Gazi Üniversitesi Çorum İktisadi ve İdari Bilimler Fakültesi ile Çorum Ticaret ve Sanayi Odası İşbirliğinde düzenlenen 'Türkiye'nin Güçlü Ekonomiye Geçiş Programının Sektörlere Etkileri' konulu panel TSO Meclis Salonu'nda yapıldı.
Panelin açılışında konuşan Kenan Malatyalı, program çerçevesinde reel sektör için çeşitli yaklaşımlar üretildiğini hatırlatarak, "Yok Londra yaklaşımı, yok İstanbul yaklaşımı, bununla ilgili birçok üst seviyede toplantılar yapıldı. Sonuçta böyle bir yaklaşımın nasıl uygulanacağı konusunda hala bir fikir sahibi değiliz. Özellikle finans zorluğu içindeki KOBİ'ler için bu yaklaşım nerede ve nasıl bulacağız? Bizler reel sektörün temsilcileri olarak, ekonominin ana dinamiği ve ayağı olduğumuzun unutulmaması ve birçok kez çeşitli platformlarda dile getirdiğimiz yapıcı taleplerimizin dikkate alınmasını istiyoruz" dedi.
Uludağ Üniversitesi İktisadi ve İdari Bilimler Fakültesi Öğretim Üyesi Prof. Dr. Ali Ceylan da, 'programın mali sektöre etkileri' konusunda bilgi verdi. Türkiye'de yaşanan son krizinin finans sektöründe yaşanan darboğazdan kaynaklandığını dile getiren Ceylan, 'Bunun çeşitli nedenleri var. 1990'lı yıllardan sonra Türkiye'de banka kurmak kolaylaştırıldı. Oysa bankacılık güven işidir. Ehil olmayan kişilere banka kurmak için izin verildi. Küçük bankalar ile büyük bankalar arasında ciddi anlamda bir haksız rekabet yaratıldı. Böylece adeta aslan, kediye boğduruldu. Siyasilerin kamu bankalarına müdahalesi sonucu büyük açıklar meydana geldi. Bu konuda alması gereken tedbirler geciktirildi. Borçlanarak banka sahibi olunmasına göz yumuldu. Özelleştirme çalışmaları geciktirildi. Bankalardaki kriz, bir güven bunalımının sonucu olarak meydana geldi' dedi.

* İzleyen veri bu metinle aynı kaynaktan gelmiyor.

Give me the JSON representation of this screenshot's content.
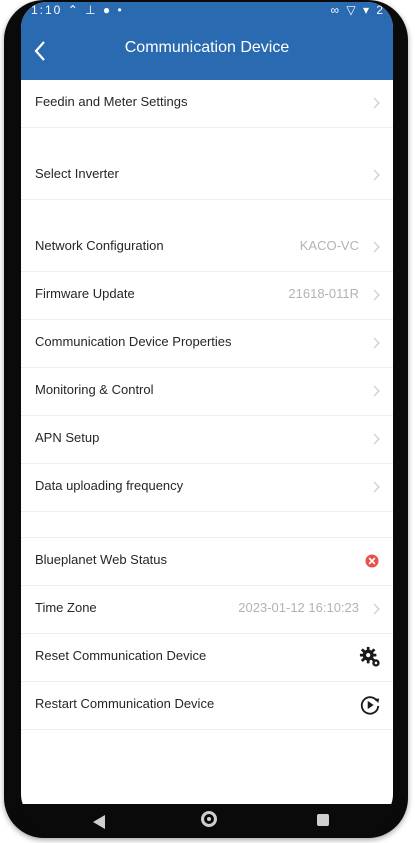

Kütahya TSO Başkanı Nafi Güral ise, reel sektörün yeniden canlanması için sanayicilerin kendilerine olan özgüvenlerini sağlamaktan başka çıkar yolları olmadığını, aksi takdirde Çin ve İran tehlikeleriyle karşı karşıya kalacaklarını söyledi. Çin'in yakın bir süre içerisinde Dünya Ticaret Örgütü'ne üye olacağını, dolayısıyla Türkiye'nin bu ülke üzerindeki yaptırım gücünün kalkacağını, ikinci tehlikenin de İran'ın ekonomi gücündeki artış olduğunu dile getiren Güral, "Bir an önce silkinmemiz, yaşadığımız ekonomik kriz ile birlikte üzerimizde oluşan olumsuz havayı atmamız gerekiyor. Moralimizi ve ataletimizi düzeltmez, reel sektörü yeniden canlandırmazsak iki tehlike, İran ve Çin bizi bekliyor. Kriz kelimesini ne kadar çok kullanırsak, sanayiimize o ölçüde zarar veririz. Artık; kriz, yandık, bittik, öldük gibi kelimeleri kullanmadan, yeniden canlanmanın yollarını aramalıyız" diye konuştu.
Panel sonunda Prof. Dr. Ali Ceylan, Prof. Dr. Kamil Ercan ile Nafi Güral'a plaket verildi.